Others of the council were unconvinced by the case for war. Sandanis, the commander of the army, was the leader of this faction. An old man now, with the loose-skinned and weary features of a soldier who had spent a lifetime fighting enemies abroad and politicians at home, he had led the army even in the days of Croesus’s father. Repeatedly and forcefully, he argued that Lydia had grown strong through trade and good governance; why risk it all on war with the East? What did events so far away have to do with the Lydian empire?
It was only after the discussion had continued for some time, growing increasingly heated, that the men around the table realized that the king had yet to speak.
One by one, they fell silent and turned to face their ruler. ‘Forgive us,’ said one of the young noblemen. ‘We have spoken at great length, and not waited to hear you, as we should have done.’ He coughed apologetically. ‘What, may we ask, do you think?’
What did he think? Croesus almost laughed. How could so grave a decision be made on the basis of doubt and suspicion, but nothing more? He could feel the excitement around the table at the thought of war, but he found himself unmoved by it.
It mattered little to him who ruled over the lands to the east – Astyages had been his brother king in name only. Given a little more time, another year or so, he believed he would find the right way to use his wealth.
And yet, for all this, when he came to speak, he could not find the words for peace. ‘I thank you all for your counsel,’ he said. ‘What an embarrassment of riches you have given me; enough to put those of my treasuries to shame!’ Laughter broke out around the table. ‘I have no hunger for war,’ Croesus continued, the words coming easily now, ‘but will the Persian be satisfied with his new-won kingdom? I think not.’ He looked across at Sandanis. ‘Do not worry,’ Croesus said. ‘I will not be rash. We shall consult with the oracles, and with our allies. I have detained you all too long from your own affairs.’ He gestured towards the door. ‘You may leave.’
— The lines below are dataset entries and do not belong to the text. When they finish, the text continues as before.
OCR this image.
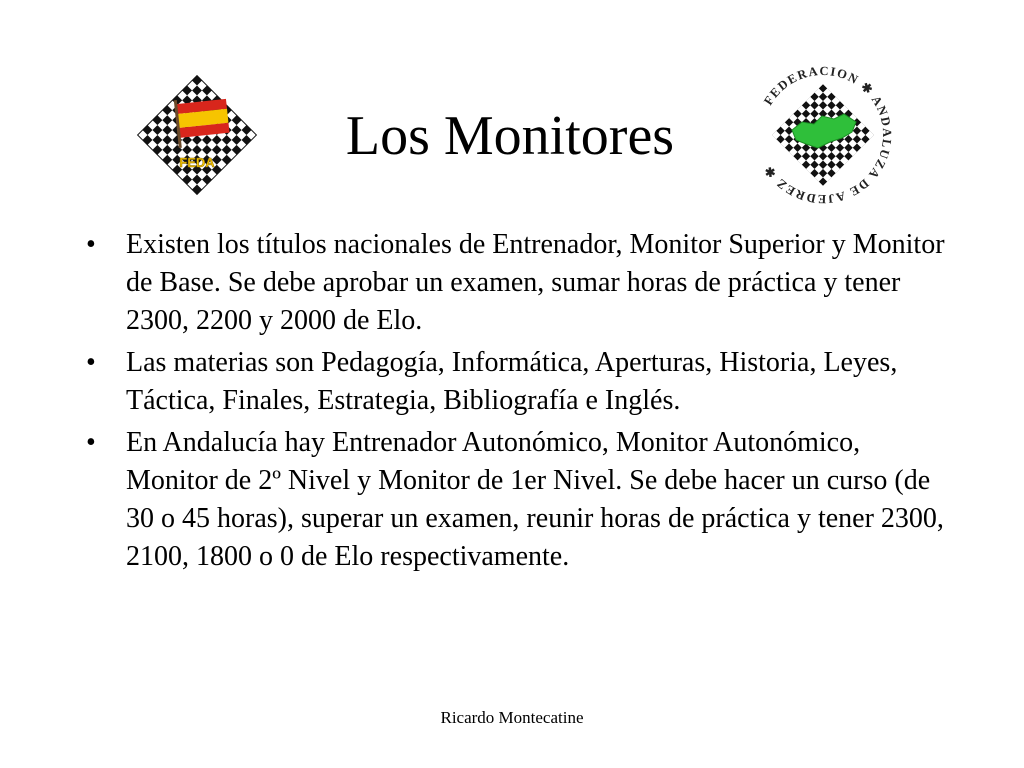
FEDA	Los Monitores
FEDERACION ✱ ANDALUZA DE AJEDREZ ✱
• Existen los títulos nacionales de Entrenador, Monitor Superior y Monitor de Base. Se debe aprobar un examen, sumar horas de práctica y tener 2300, 2200 y 2000 de Elo.
• Las materias son Pedagogía, Informática, Aperturas, Historia, Leyes, Táctica, Finales, Estrategia, Bibliografía e Inglés.
• En Andalucía hay Entrenador Autonómico, Monitor Autonómico, Monitor de 2º Nivel y Monitor de 1er Nivel. Se debe hacer un curso (de 30 o 45 horas), superar un examen, reunir horas de práctica y tener 2300, 2100, 1800 o 0 de Elo respectivamente.
Ricardo Montecatine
The king drummed his fingers on the marble table, smiling and nodding as each of the noblemen departed the council chamber. He sat in silence for a time after they had gone. He turned to Isocrates.
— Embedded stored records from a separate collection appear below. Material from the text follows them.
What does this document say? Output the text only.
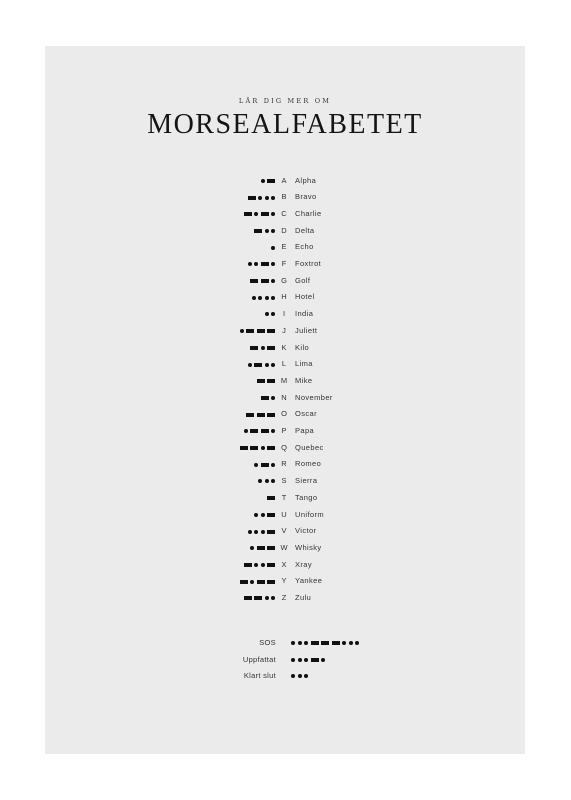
LÄR DIG MER OM
MORSEALFABETET
A	Alpha
B	Bravo
C	Charlie
D	Delta
E	Echo
F	Foxtrot
G	Golf
H	Hotel
I	India
J	Juliett
K	Kilo
L	Lima
M	Mike
N	November
O	Oscar
P	Papa
Q	Quebec
R	Romeo
S	Sierra
T	Tango
U	Uniform
V	Victor
W Whisky
X	Xray
Y	Yankee
Z	Zulu
SOS
Uppfattat
Klart slut
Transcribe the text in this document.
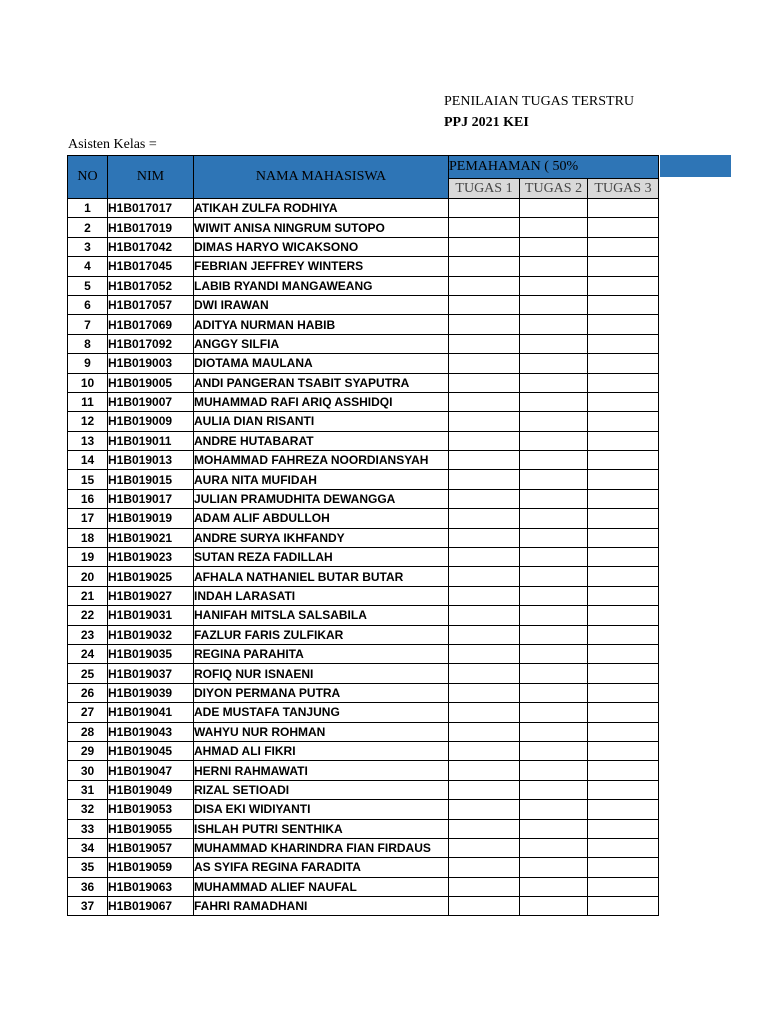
PENILAIAN TUGAS TERSTRU
PPJ 2021 KEI
Asisten Kelas =
NO	NIM	NAMA MAHASISWA	PEMAHAMAN ( 50%		
			TUGAS 1	TUGAS 2	TUGAS 3
1	H1B017017	ATIKAH ZULFA RODHIYA			
2	H1B017019	WIWIT ANISA NINGRUM SUTOPO			
3	H1B017042	DIMAS HARYO WICAKSONO			
4	H1B017045	FEBRIAN JEFFREY WINTERS			
5	H1B017052	LABIB RYANDI MANGAWEANG			
6	H1B017057	DWI IRAWAN			
7	H1B017069	ADITYA NURMAN HABIB			
8	H1B017092	ANGGY SILFIA			
9	H1B019003	DIOTAMA MAULANA			
10	H1B019005	ANDI PANGERAN TSABIT SYAPUTRA			
11	H1B019007	MUHAMMAD RAFI ARIQ ASSHIDQI			
12	H1B019009	AULIA DIAN RISANTI			
13	H1B019011	ANDRE HUTABARAT			
14	H1B019013	MOHAMMAD FAHREZA NOORDIANSYAH			
15	H1B019015	AURA NITA MUFIDAH			
16	H1B019017	JULIAN PRAMUDHITA DEWANGGA			
17	H1B019019	ADAM ALIF ABDULLOH			
18	H1B019021	ANDRE SURYA IKHFANDY			
19	H1B019023	SUTAN REZA FADILLAH			
20	H1B019025	AFHALA NATHANIEL BUTAR BUTAR			
21	H1B019027	INDAH LARASATI			
22	H1B019031	HANIFAH MITSLA SALSABILA			
23	H1B019032	FAZLUR FARIS ZULFIKAR			
24	H1B019035	REGINA PARAHITA			
25	H1B019037	ROFIQ NUR ISNAENI			
26	H1B019039	DIYON PERMANA PUTRA			
27	H1B019041	ADE MUSTAFA TANJUNG			
28	H1B019043	WAHYU NUR ROHMAN			
29	H1B019045	AHMAD ALI FIKRI			
30	H1B019047	HERNI RAHMAWATI			
31	H1B019049	RIZAL SETIOADI			
32	H1B019053	DISA EKI WIDIYANTI			
33	H1B019055	ISHLAH PUTRI SENTHIKA			
34	H1B019057	MUHAMMAD KHARINDRA FIAN FIRDAUS			
35	H1B019059	AS SYIFA REGINA FARADITA			
36	H1B019063	MUHAMMAD ALIEF NAUFAL			
37	H1B019067	FAHRI RAMADHANI			
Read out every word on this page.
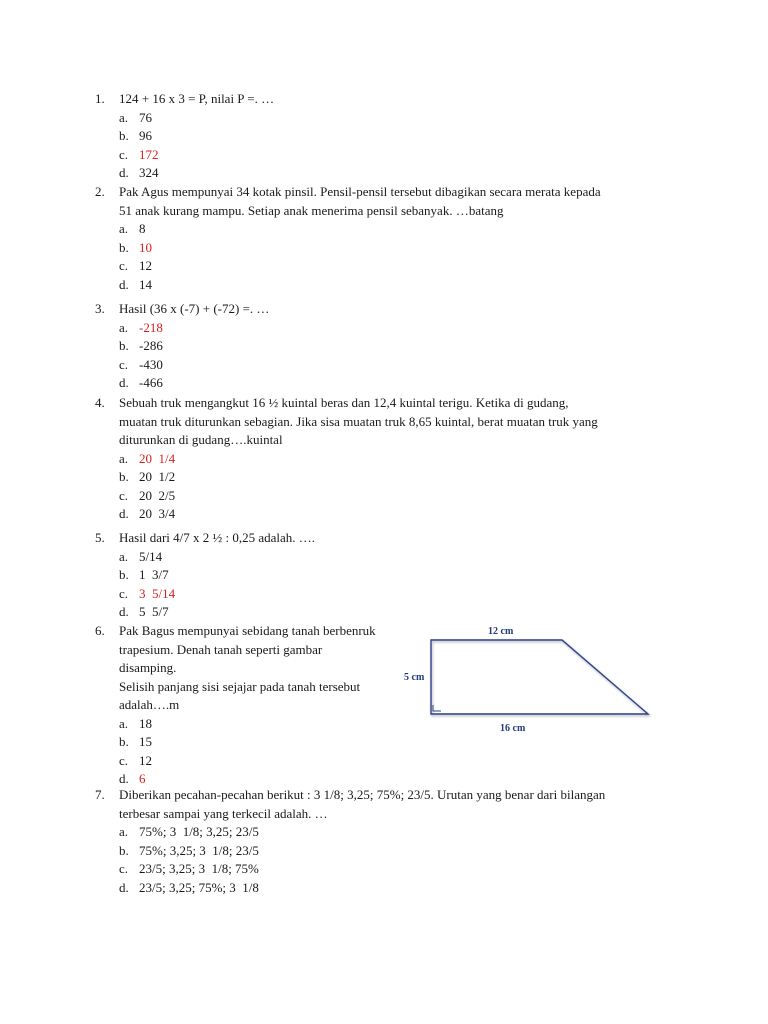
1.	124 + 16 x 3 = P, nilai P =. …
a. 76
b. 96
c. 172
d. 324
2.	Pak Agus mempunyai 34 kotak pinsil. Pensil-pensil tersebut dibagikan secara merata kepada
51 anak kurang mampu. Setiap anak menerima pensil sebanyak. …batang
a. 8
b. 10
c. 12
d. 14
3.	Hasil (36 x (-7) + (-72) =. …
a. -218
b. -286
c. -430
d. -466
4.	Sebuah truk mengangkut 16 ½ kuintal beras dan 12,4 kuintal terigu. Ketika di gudang,
muatan truk diturunkan sebagian. Jika sisa muatan truk 8,65 kuintal, berat muatan truk yang
diturunkan di gudang….kuintal
a. 20  1/4
b. 20  1/2
c. 20  2/5
d. 20  3/4
5.	Hasil dari 4/7 x 2 ½ : 0,25 adalah. ….
a. 5/14
b. 1  3/7
c. 3  5/14
d. 5  5/7
6.	Pak Bagus mempunyai sebidang tanah berbenruk
trapesium. Denah tanah seperti gambar
disamping.
Selisih panjang sisi sejajar pada tanah tersebut
adalah….m
a. 18
b. 15
c. 12
d. 6
12 cm
5 cm
16 cm
7.	Diberikan pecahan-pecahan berikut : 3 1/8; 3,25; 75%; 23/5. Urutan yang benar dari bilangan
terbesar sampai yang terkecil adalah. …
a. 75%; 3  1/8; 3,25; 23/5
b. 75%; 3,25; 3  1/8; 23/5
c. 23/5; 3,25; 3  1/8; 75%
d. 23/5; 3,25; 75%; 3  1/8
‘Your thoughts?’ Croesus said.
‘Of war with Persia?’
Croesus shook his head, and nodded at the empty chairs. ‘Of them.’
Isocrates shrugged. ‘Divided. They will follow where you lead.’
‘Yes. Or where the Gods lead.’
‘That is true, master.’
‘We must have a prophecy to guide us. To which of the oracles should we turn? Abae?’
‘The prophet at Abae is a stubborn old man, master. He doesn’t like foreigners. If you were a Hellene, I might recommend it, but as a Lydian . . .’
‘Ah. That is unfortunate. You know much of these matters?’
‘I rely on the opinions of men who are wiser than I, master.’
‘Well, what do these wiser men have to say of Dodona?’
‘I have yet to hear him give a favourable word for war. He lost both his sons in battle many years ago.’ Isocrates hesitated for a moment. ‘He would give you a prophecy to prevent a war, not to begin one.’